Le gouvernement canadien se défend en mentionnant que cet achat ne se fait pas au détriment des pays en voie de développement et que son intention, selon l’attaché de presse de Karina Gould, ministre du Développement international, est «de sécuriser des doses pour les Canadiens, mais aussi de contribuer pour que les pays en voie de développement aient accès à des doses».
De son côté, la professeure en santé mondiale Mira Johri, de l’Université de Montréal, ne trouve pas cette décision problématique, car le pays a le droit d’accepter ces doses pour couvrir ses populations prioritaires, comme les travailleurs de la santé et les personnes âgées. «Est-ce que le Canada aurait pu attendre quelques mois avant de prendre ces doses? Possiblement, je ne le sais pas. Cela dépend si on a vacciné nos populations prioritaires puisqu’on ne possède pas de production nationale», indique celle qui est aussi experte indépendante à l’Alliance GAVI.
Ce que cette situation met en lumière, selon Jillian Kohler, c’est le manque de préparation de la part du gouvernement.
«Pour moi, c’est un problème lié à notre échec en matière de politique intérieure, car même si le gouvernement Trudeau a conclu désespérément des accords non transparents avec les fournisseurs l’an dernier, et sécurisé une quantité excessive de vaccins pour les Canadiens, la réalité est que c’est un désastre complet notamment à cause d’éléments hors de leur contrôle, comme les pénuries d’approvisionnement. Il y a eu un manque de réflexion sur ce qui se passerait dans le pire des cas. Et le pire scénario est celui que nous vivons aujourd’hui», déclare Jillian Kohler.

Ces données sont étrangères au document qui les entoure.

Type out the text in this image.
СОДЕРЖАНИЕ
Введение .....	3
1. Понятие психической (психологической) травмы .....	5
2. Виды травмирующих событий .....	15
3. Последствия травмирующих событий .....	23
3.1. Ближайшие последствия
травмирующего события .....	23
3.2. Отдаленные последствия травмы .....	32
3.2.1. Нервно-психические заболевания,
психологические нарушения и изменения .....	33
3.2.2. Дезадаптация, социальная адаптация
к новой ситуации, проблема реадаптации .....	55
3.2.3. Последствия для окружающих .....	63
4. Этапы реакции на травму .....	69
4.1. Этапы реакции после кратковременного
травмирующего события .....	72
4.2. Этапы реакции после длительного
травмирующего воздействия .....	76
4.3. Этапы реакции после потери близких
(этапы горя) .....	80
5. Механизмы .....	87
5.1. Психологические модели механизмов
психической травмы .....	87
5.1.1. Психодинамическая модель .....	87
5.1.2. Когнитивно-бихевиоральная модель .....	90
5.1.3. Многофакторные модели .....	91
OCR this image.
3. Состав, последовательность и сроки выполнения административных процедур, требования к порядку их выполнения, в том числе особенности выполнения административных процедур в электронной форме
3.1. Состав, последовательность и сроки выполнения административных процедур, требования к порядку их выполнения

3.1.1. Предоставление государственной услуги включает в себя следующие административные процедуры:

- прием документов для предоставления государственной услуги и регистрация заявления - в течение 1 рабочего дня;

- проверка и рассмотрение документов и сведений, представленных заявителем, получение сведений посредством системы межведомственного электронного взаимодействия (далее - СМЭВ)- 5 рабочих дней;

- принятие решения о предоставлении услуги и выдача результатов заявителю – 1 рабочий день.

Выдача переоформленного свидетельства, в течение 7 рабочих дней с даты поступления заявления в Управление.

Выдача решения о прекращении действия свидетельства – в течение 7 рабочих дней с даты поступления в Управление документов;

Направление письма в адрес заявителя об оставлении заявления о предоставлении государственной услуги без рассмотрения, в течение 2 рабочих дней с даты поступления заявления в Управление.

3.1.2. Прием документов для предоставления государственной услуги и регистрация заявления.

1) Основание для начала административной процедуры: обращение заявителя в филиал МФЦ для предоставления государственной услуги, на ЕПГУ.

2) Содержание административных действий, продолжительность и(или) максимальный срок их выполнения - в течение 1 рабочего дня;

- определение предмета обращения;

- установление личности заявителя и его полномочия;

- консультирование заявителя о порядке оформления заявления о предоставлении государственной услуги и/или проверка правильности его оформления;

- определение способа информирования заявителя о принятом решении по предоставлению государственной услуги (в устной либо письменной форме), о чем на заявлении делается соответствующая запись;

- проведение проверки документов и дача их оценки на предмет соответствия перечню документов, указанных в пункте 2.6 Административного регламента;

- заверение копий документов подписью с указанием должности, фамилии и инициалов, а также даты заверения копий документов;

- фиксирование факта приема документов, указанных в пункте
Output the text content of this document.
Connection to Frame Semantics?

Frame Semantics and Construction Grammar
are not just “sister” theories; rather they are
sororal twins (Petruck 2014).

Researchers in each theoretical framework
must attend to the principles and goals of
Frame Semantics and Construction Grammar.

Joanne Liu, médecin pédiatre et ancienne directrice de Médecins sans frontières, mentionnait au micro de l’émission The Current, à CBC, que cela l’inquiète aussi. Elle juge qu’il faut évidemment vacciner les groupes les plus à risque, mais que l’on doit trouver un juste équilibre entre immuniser les Canadiens et les autres populations dans le monde. «Si nous voulons vaincre la COVID-19, ce n’est pas seulement ici, au Canada, qu’il faut le faire, mais également dans le monde entier.»
La professeure Jillian Kohler renchérit. «Si les choses se passent mal ailleurs, cela aura un impact sur nous tous. Il est dans notre intérêt de s’assurer que nous nous occupons des pays les plus pauvres. C’est ce que COVAX est censé faire.»